After our conversation, he later said, he was better, and not simply because there were only now three days to endure. With Dorey’s help he had sorted through all of Anne’s things and boxed them up – what to keep, what to donate to Oxfam, what to offer to the locals – and they had made a nice little album of the letters and pictures George had sent her since we moved. On the last day, George gave it to his father, saying,
‘Ma would want you to have this, to know that we are here, that you’re not alone.’
Herb harrumphed. ‘What will I do with this?’
‘It will give you something to think about when you write to us, and to remember your grandchildren. And her.’ He looked at his father keenly. ‘I am assuming that you meant what you said the other day Dad, about her. And I want you to know that I completely understand, for such is Claire to me. Even if you can’t ever talk about it, or won’t, we have that in common. Apart from loving her.’ He looked over at the picture of his mother during the war, on the sideboard. A smiling, dark-haired girl in ankle socks and dark lipstick.

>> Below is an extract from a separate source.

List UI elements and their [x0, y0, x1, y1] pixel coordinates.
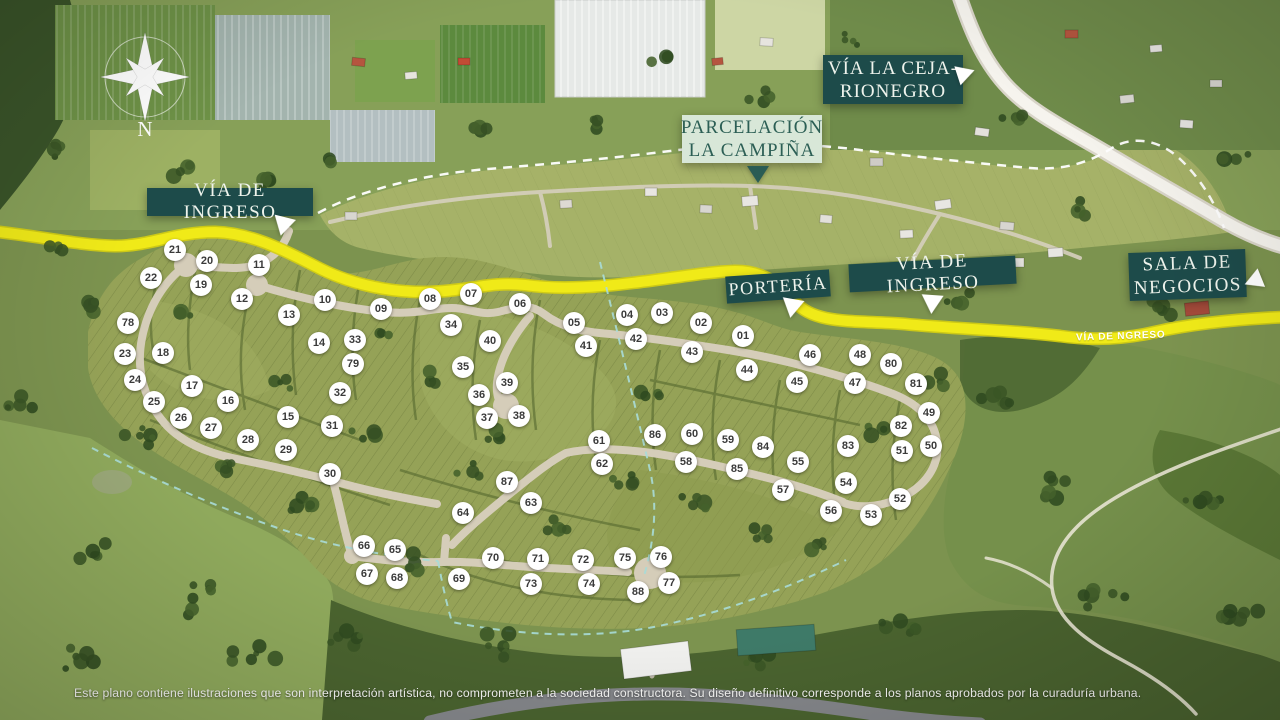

’So I hope that we can make some kind of peace. I am a happily married family man, with a good safe job, and a life full of friends and happiness. You wanted me to be successful, and I am. At the school, Claire and I are a legend – Mr. and Mrs., everyone knows who that is. And the kids love us. I hope that is enough to gain your respect, if not your approval or your love.’
They regarded one another, and slowly, Herb’s habitually severe expression melted a little.
‘She’s a pretty little thing, your wife,’ Herb said at last. ‘Very like your mother in many ways.’ His voice broke. 'Annie always said that to me…. Thank you, son.’ He patted the album, with its pictures and letters, to and from Annie.
George nodded and smiled, quite relieved. ‘You’re welcome, Dad.’

When they parted for good, Herb actually embraced him.

June 1982/September 1985
When Geoff was two, we built a lean-to on the south side of the house so it would get the heat from the stove, and divided it up by an inner partition into two rooms of ten feet square each. The kids now had their own rooms, to be in, to decorate and to look after. Even if they were, as James said, the size of monks' cells. There was one door to the rest of the house, through the kitchen, and Sassa wanted the one nearest the front door. She called it her magical cave; we had been reading the Arabian Nights.

Geoff did not easily learn to meditate as Sassa had, though he eventually did, but his early salvation was music. That was the first real breakthrough to the natural child. We had a particular programme for teaching the kids music, beginning with that kazoo. When they were about two and a half, they were allowed to play with the bodhran when we were playing – and I wasn’t using it- and when they had got the knack of following the rhythm, they progressed to a set of spoons. Bones were a knack even for some adults, but spoons were easy to handle and they quickly had the trick of them. They thought themselves very clever. And they were. By three, they were given a recorder and pennywhistle, and learned simple tunes. By five, they could pick out tunes on a small guitar we had borrowed from the summer school. Both the kids took off with that, and our happiest day of their childhood was when our little family had our first jam session, and they could follow along to music they had not practised. Geoff was seven then.

The primary school were very impressed with their skills and asked us to be part of their music programme, which we did, once a week – teaching both music appreciation, which involved movement, and musicianship. Kids who had been struggling with reading music – on guitar, fiddle and flute, the school’s instruments – really improved. We did not supplant their regular lessons, merely added another dimension to them.